В комнате бана Гашо скинул латы и оружие, сел около печки и, в то время как Драшкович, по своему обыкновению, шагал взад и вперед, начал, положив ногу на ногу, свой рассказ:
– Тут дело нешуточное, reverendissime; во всех краях мужичье кипит, как в котле. И идет на нас. Расскажу вам вкратце. Окич, Самобор, Ястребарское, Керестинец и драганичане поднялись против моей сестры в тот самый момент, когда брдовчане перешли Сутлу. Эта весть была как гром средь ясного неба. Сестра старалась успокоить кметов. Безуспешно. Она умоляла Турна прислать ей из Жумберака ускоков, но тот ответил, что они ему самому нужны и что сами они ненадежны. Собаки кметы подожгли также Керестинец. Их собралось около двух тысяч, и они должны были идти в Ускокские горы и дальше в Краньскую. Тогда я поплевал на руки, собрал туропольпев, свободных крестьян моей сестры, занял у господина Зринского всадников и – в дорогу. Все оказалось легче, чем я предполагал. Во-первых, у этой сволочи было мало ружей, а во-вторых, мне помогло предательство. Ко мне из Краньской явился некий метличанин Никола Дорочич и раскрыл все их планы. У него в крестьянском войске был знакомый командир. Никола. Его-то и купил мой кошелек, а крестьяне на него чуть не богу молились. Никола и убедил их не идти в горы, а пойти равниной через Самобор в Краньскую. Я же распустил слух, что иду на Ястребарское, а сам расположил войска в лесу под Керестинцом. И вот вчера на заре, когда мужики проходили там беспечно толпами, как муравьи, мои всадники, reverendissime, бросились на них, как черти, и ударили по скотам спереди и с тыла. Три часа мы молотили – вся равнина была покрыта трупами. Шестьсот человек полегло, но и нам это обошлось не дешево, потому что кметы злы, как собаки. Потом я пошел в Мокрицы, где встретил Турна, который позавчера разбил бунтовщиков под Кршко. Он спешил нам на помощь, но мы в ней больше не нуждались.

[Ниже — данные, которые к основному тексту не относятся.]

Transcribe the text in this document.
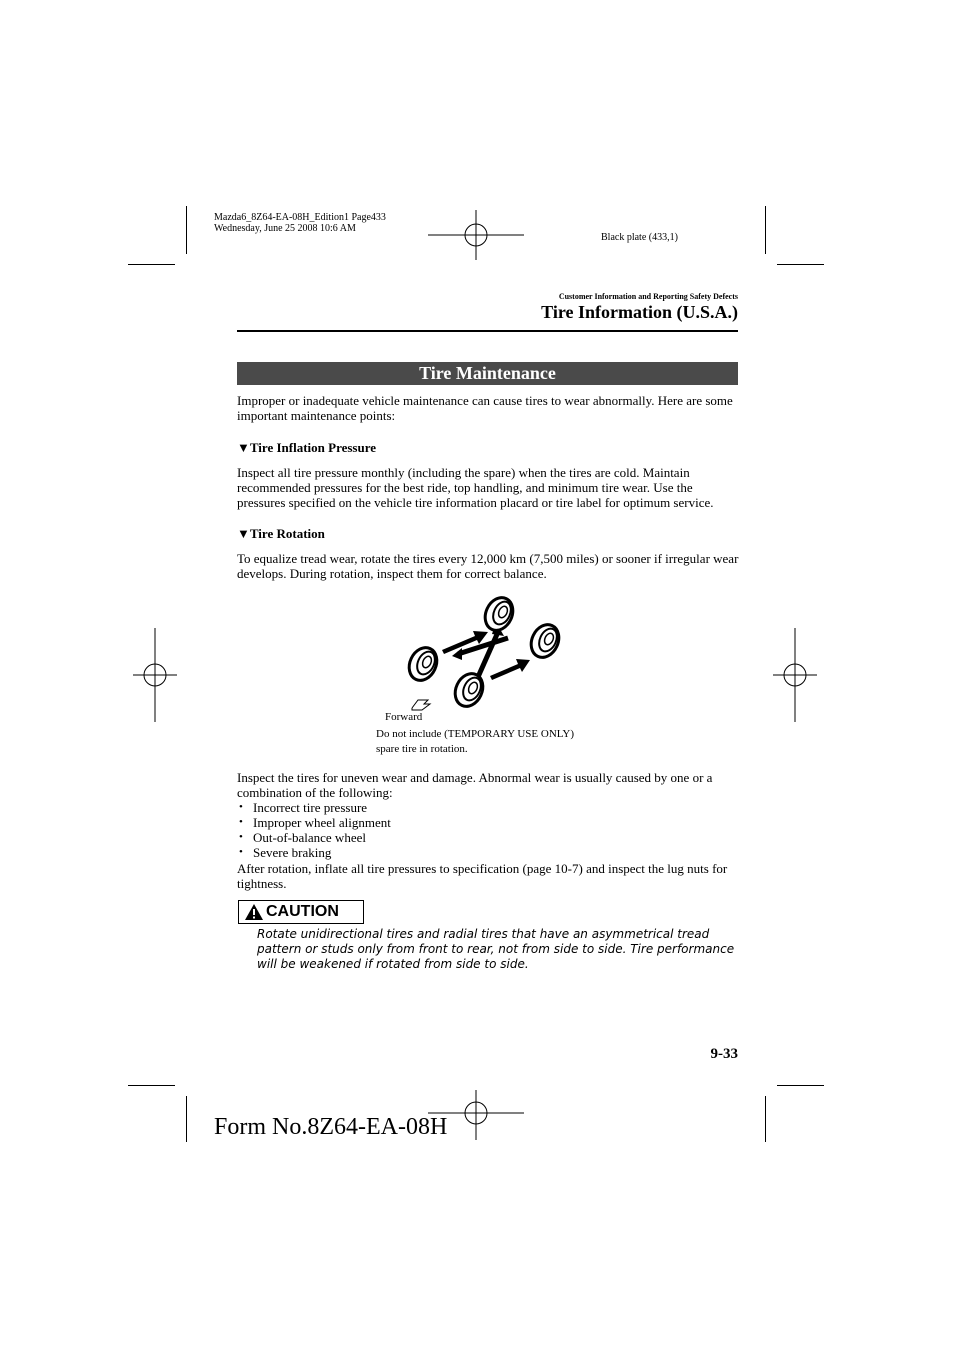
Mazda6_8Z64-EA-08H_Edition1 Page433
Wednesday, June 25 2008 10:6 AM
Black plate (433,1)
Customer Information and Reporting Safety Defects
Tire Information (U.S.A.)
Tire Maintenance
Improper or inadequate vehicle maintenance can cause tires to wear abnormally. Here are some important maintenance points:
▼Tire Inflation Pressure
Inspect all tire pressure monthly (including the spare) when the tires are cold. Maintain recommended pressures for the best ride, top handling, and minimum tire wear. Use the pressures specified on the vehicle tire information placard or tire label for optimum service.
▼Tire Rotation
To equalize tread wear, rotate the tires every 12,000 km (7,500 miles) or sooner if irregular wear develops. During rotation, inspect them for correct balance.
Forward
Do not include (TEMPORARY USE ONLY)
spare tire in rotation.
Inspect the tires for uneven wear and damage. Abnormal wear is usually caused by one or a combination of the following:
• Incorrect tire pressure
• Improper wheel alignment
• Out-of-balance wheel
• Severe braking
After rotation, inflate all tire pressures to specification (page 10-7) and inspect the lug nuts for tightness.
CAUTION
Rotate unidirectional tires and radial tires that have an asymmetrical tread pattern or studs only from front to rear, not from side to side. Tire performance will be weakened if rotated from side to side.
9-33
Form No.8Z64-EA-08H
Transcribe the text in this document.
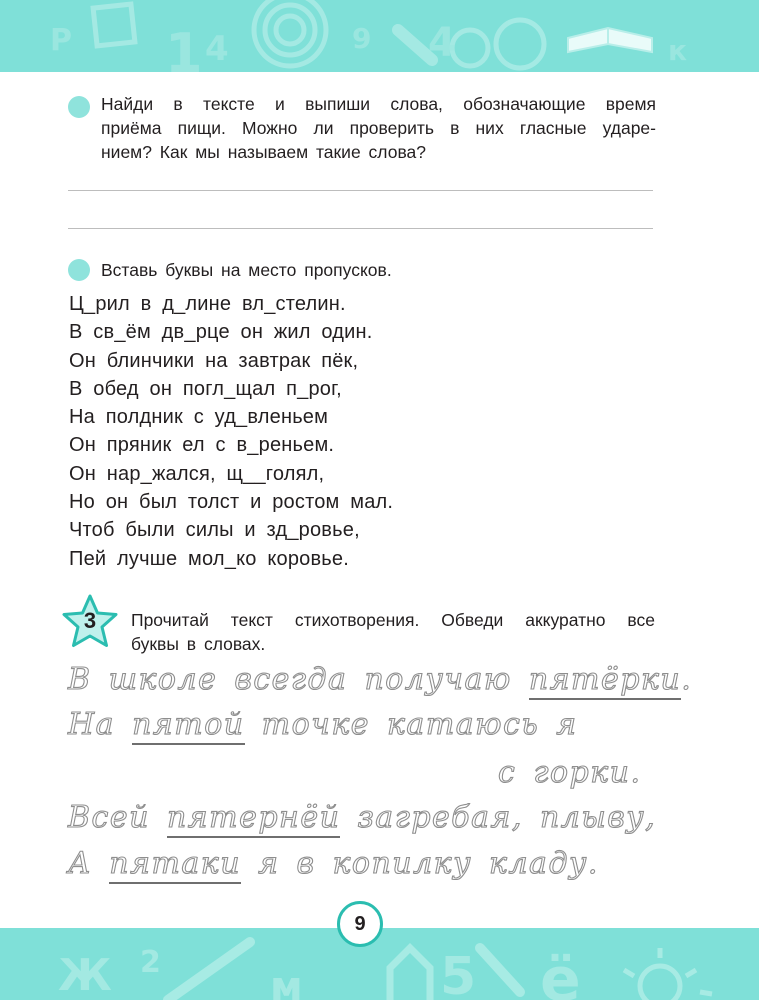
Р 1 4	9 4	к
Найди в тексте и выпиши слова, обозначающие время
приёма пищи. Можно ли проверить в них гласные ударе-
нием? Как мы называем такие слова?
Вставь буквы на место пропусков.
Ц_рил в д_лине вл_стелин.
В св_ём дв_рце он жил один.
Он блинчики на завтрак пёк,
В обед он погл_щал п_рог,
На полдник с уд_вленьем
Он пряник ел с в_реньем.
Он нар_жался, щ__голял,
Но он был толст и ростом мал.
Чтоб были силы и зд_ровье,
Пей лучше мол_ко коровье.
3	Прочитай текст стихотворения. Обведи аккуратно все
буквы в словах.
В школе всегда получаю пятёрки.
На пятой точке катаюсь я
с горки.
Всей пятернёй загребая, плыву,
А пятаки я в копилку кладу.
Ж 2
м	5 ё
9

– А Грегорианец? – спросил епископ.
– Сидит в каше, которую сам заварил и сам же в ней ошпарился. Раньше был, как бешеная собака, а теперь виляет хвостом, как сука.
– Злодей! Он обагрил кровью королевство. А ускоки?
– Теперь успокоились. Они уже были готовы присоединиться к крестьянам. Но Турн подоспел вовремя. Бросил им в пасть несколько кошельков с цехинами, захватил вождя восстания – Ножину, названого брата Илии, повесил троих ускоков и приказал расстрелять одного попа; и теперь ускоки ему верны. Но с этой чертовской историей еще не покончено. Надо бояться за Ново-Место, Метлику и Озале. Все пылает до самого Целя. Штирийские и краньские бароны дрожат, как в лихорадке. Крас и Горенское волнуются, зараза проникла также в Каринтию. Горенские, триестские и каринтийские дворяне вербуют войска, а в Краньской и Штирип ополчение уже стоит под оружием.
– Знаю, – сказал сердито епископ, – мне писали штирийцы, а также император и эрцгерцог Карл. Укоряют меня в бездействии. Видит бог, с меня довольно этого банства! Сколько раз я писал, чтоб суд убрал Тахи, эту язву нашего королевства, виновника всего этого кровопролития. И разве мы не посылали Кеглевича и Брзая к королю, прося помощи против крестьян? И все безуспешно. Я умолял генералов Вида Халека и Ауершперга прислать нам пограничников. «Не можем, – отвечают, – без приказа императора». А приказ не приходит, и мне сдается, что немцы были бы довольны, если б крестьяне нас побили. И выходит, что виноват я! Но слушайте дальше! Теперь, когда льется столько невинной крови, когда все королевство пылает, когда восстание разлилось до Вараждина и Крижевцев, в такое-то время я получаю письмо от императора: ввести госпожу Хенинг во владение половиной Суседа и постараться убедить Тахи отдать другую половину за деньги. Неужели для этого нужно было девять лет?